Kilmore District Health CEO
Who are the women who have inspired you in your life and/or career, and why?
My mother was a nurse for many years, working across general, aged and mental health services, eventually ending up as a senior community MH nurse (one of the first appointed into what was then new roles). Interestingly, her office for that job was the same room she had as a “sister’ when living in the nurses quarters of that hospital during WW11. She was a hard worker, always a professional and well respected by her colleagues and patients. When I started nursing in the early 1980s I met many clinicians who had very fond memories of working with her. She retired in her mid 60s, still with lots of energy and enthusiasm for life and the people around her.
I have three beautiful, talented and fantastic daughters (and one equally talented son) who have been fortunate to inherit (or develop) the same zest for life and focus on work as my now long departed mother.
What advice would you give to future women and girls in your industry?
It has been an interesting career as a man in what was in the earlier days a female dominated woman’s industry. I used to smile when introduced as a ‘male nurse’, aren’t we all just nurses?
As a career, nursing allows you to move across a range of different roles and jobs, it is a ticket to travel and great kick off for life long learning.

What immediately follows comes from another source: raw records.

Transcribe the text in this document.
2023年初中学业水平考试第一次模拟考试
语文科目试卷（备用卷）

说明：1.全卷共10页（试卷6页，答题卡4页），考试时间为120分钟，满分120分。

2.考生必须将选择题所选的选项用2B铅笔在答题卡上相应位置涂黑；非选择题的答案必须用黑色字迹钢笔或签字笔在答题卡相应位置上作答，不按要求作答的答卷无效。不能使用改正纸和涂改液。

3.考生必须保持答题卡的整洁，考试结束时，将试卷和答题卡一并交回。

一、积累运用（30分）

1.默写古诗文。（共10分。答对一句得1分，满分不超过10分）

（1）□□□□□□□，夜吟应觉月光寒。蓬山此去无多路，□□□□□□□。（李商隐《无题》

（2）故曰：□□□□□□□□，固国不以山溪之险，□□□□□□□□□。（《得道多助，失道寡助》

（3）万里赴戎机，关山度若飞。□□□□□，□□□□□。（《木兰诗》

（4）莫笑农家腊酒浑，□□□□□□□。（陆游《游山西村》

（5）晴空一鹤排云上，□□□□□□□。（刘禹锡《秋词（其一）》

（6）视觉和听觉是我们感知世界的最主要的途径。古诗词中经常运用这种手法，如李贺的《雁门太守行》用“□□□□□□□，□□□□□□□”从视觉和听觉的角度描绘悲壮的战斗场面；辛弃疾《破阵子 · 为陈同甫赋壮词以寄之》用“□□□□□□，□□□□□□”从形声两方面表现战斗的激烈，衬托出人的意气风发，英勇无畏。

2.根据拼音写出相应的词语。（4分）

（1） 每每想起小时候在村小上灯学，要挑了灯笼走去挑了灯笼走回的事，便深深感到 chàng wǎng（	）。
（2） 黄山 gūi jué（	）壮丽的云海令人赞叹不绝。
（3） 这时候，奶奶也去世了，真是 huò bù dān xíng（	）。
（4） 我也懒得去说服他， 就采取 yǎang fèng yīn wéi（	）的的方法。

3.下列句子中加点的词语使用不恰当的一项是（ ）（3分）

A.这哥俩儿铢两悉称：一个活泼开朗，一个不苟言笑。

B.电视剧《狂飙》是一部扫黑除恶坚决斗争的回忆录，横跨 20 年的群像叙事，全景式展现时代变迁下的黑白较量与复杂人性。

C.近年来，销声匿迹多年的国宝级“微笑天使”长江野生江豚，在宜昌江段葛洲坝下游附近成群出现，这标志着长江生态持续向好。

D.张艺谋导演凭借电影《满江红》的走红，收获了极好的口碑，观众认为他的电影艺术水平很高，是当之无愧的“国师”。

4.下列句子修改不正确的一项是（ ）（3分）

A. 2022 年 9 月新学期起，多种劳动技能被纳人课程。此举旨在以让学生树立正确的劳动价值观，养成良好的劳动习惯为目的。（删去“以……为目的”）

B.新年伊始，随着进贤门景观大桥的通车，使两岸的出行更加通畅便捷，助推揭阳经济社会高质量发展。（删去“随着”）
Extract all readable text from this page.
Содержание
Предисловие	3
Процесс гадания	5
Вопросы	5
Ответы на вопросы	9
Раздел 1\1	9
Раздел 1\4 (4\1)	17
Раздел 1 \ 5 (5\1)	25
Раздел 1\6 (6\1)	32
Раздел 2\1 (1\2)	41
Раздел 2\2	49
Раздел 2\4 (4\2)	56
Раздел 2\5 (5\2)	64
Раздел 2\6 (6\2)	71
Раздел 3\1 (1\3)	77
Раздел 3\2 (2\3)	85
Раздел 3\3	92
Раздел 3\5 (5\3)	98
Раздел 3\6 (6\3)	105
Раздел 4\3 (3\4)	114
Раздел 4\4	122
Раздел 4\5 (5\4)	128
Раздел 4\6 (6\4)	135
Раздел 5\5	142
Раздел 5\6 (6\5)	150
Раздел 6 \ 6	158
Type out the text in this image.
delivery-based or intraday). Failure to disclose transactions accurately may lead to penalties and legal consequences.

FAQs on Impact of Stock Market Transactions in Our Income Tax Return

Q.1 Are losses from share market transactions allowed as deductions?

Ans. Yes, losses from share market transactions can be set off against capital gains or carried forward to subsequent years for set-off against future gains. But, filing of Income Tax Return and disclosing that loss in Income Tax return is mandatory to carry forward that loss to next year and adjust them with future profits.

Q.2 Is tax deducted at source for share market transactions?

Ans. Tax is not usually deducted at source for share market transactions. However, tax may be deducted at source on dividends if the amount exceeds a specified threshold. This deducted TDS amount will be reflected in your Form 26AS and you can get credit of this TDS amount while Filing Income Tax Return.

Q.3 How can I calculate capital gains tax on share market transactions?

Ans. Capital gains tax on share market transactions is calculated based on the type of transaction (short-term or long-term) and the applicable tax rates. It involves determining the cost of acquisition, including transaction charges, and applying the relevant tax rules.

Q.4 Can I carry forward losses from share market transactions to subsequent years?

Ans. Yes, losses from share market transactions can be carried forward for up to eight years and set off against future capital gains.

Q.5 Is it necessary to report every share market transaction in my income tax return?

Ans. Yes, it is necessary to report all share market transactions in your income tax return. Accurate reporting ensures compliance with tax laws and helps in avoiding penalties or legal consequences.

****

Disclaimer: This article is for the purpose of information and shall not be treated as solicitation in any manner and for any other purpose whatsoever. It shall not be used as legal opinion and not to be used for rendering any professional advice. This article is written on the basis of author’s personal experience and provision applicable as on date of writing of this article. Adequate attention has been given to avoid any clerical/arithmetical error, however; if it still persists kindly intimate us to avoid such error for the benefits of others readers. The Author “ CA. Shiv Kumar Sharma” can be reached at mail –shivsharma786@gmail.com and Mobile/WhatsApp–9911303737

The only advice I have is to enjoy the opportunity that nursing brings every day.
If you could meet anyone, living or dead, who would you want to meet, and why?
I would really like to meet the original John Snow , who identified the source of the Cholera outbreak in London in the mid 1800s. His study revolutionized the thinking about disease control, in particular the importance of safe drinking water….and was one of the major public health reforms ever that has saved millions of lives world wide, the repercussions still very applicable today, especially as ‘winter is coming’.